Formulas for Motherhood in a Chinese Hospital
The first long- term anthropological study of China’s Baby- Friendly Hospital Initiative, closely examining our assumptions about motherhood and childbirth
What happens to pregnant women when the largest country in the world implements a global health policy aimed at reorganizing hospitals and re- training health care workers to promote breastfeeding? Since 1992, the Chinese government has led the world in reorganizing more than 7,000 hospitals into “Baby- Friendly” hospitals. The initiative’s goal, overseen by UNICEF and the World Health Organization, is to promote the practice of breastfeeding by reorganizing hospital routines, spaces, and knowledge in maternity wards and obstetrics clinics. At the same time, China’s hospitals in the mid- 1990s operated as sites where the effects of economic reform and capitalism increasingly blurred the boundaries between state imperatives to produce healthy future citizens and the flexibility accorded individuals through their participation in an emerging consumer culture.

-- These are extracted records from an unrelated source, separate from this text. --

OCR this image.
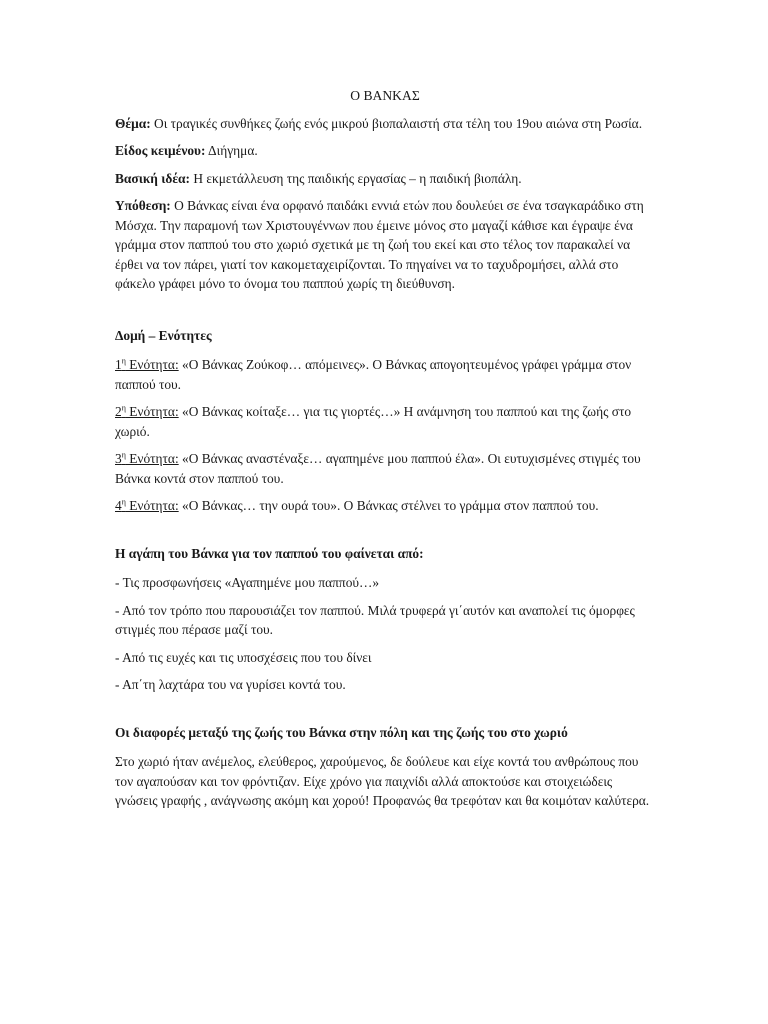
Ο ΒΑΝΚΑΣ

Θέμα: Οι τραγικές συνθήκες ζωής ενός μικρού βιοπαλαιστή στα τέλη του 19ου αιώνα στη Ρωσία.

Είδος κειμένου: Διήγημα.

Βασική ιδέα: Η εκμετάλλευση της παιδικής εργασίας – η παιδική βιοπάλη.

Υπόθεση: Ο Βάνκας είναι ένα ορφανό παιδάκι εννιά ετών που δουλεύει σε ένα τσαγκαράδικο στη Μόσχα. Την παραμονή των Χριστουγέννων που έμεινε μόνος στο μαγαζί κάθισε και έγραψε ένα γράμμα στον παππού του στο χωριό σχετικά με τη ζωή του εκεί και στο τέλος τον παρακαλεί να έρθει να τον πάρει, γιατί τον κακομεταχειρίζονται. Το πηγαίνει να το ταχυδρομήσει, αλλά στο φάκελο γράφει μόνο το όνομα του παππού χωρίς τη διεύθυνση.

Δομή – Ενότητες

$1^\eta$ Ενότητα: «Ο Βάνκας Ζούκοφ… απόμεινες». Ο Βάνκας απογοητευμένος γράφει γράμμα στον παππού του.

$2^\eta$ Ενότητα: «Ο Βάνκας κοίταξε… για τις γιορτές…» Η ανάμνηση του παππού και της ζωής στο χωριό.

$3^\eta$ Ενότητα: «Ο Βάνκας αναστέναξε… αγαπημένε μου παππού έλα». Οι ευτυχισμένες στιγμές του Βάνκα κοντά στον παππού του.

$4^\eta$ Ενότητα: «Ο Βάνκας… την ουρά του». Ο Βάνκας στέλνει το γράμμα στον παππού του.

Η αγάπη του Βάνκα για τον παππού του φαίνεται από:

- Τις προσφωνήσεις «Αγαπημένε μου παππού…»

- Από τον τρόπο που παρουσιάζει τον παππού. Μιλά τρυφερά γι΄αυτόν και αναπολεί τις όμορφες στιγμές που πέρασε μαζί του.

- Από τις ευχές και τις υποσχέσεις που του δίνει

- Απ΄τη λαχτάρα του να γυρίσει κοντά του.

Οι διαφορές μεταξύ της ζωής του Βάνκα στην πόλη και της ζωής του στο χωριό

Στο χωριό ήταν ανέμελος, ελεύθερος, χαρούμενος, δε δούλευε και είχε κοντά του ανθρώπους που τον αγαπούσαν και τον φρόντιζαν. Είχε χρόνο για παιχνίδι αλλά αποκτούσε και στοιχειώδεις γνώσεις γραφής , ανάγνωσης ακόμη και χορού! Προφανώς θα τρεφόταν και θα κοιμόταν καλύτερα.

Formulas for Motherhood follows a group of women over eighteen months as they visited a Beijing Baby- Friendly Hospital over the course of their pregnancies and throughout their postpartum recoveries. The book shows how the space of the hospital operates as a microcosm of the larger social, political, and economic forces that urban Chinese women navigate in the process of becoming a mother. Relations between biomedical practices, heightened expectations of femininity and sexuality demanded by a consumer culture, alongside international and national agendas to promote maternal and child health, reveal new agents of maternal governance emerging at the very moment China’s economy heats up. This ethnography provides insight into how women’s creative pragmatism in a rapidly changing society leads to their views and decisions about motherhood.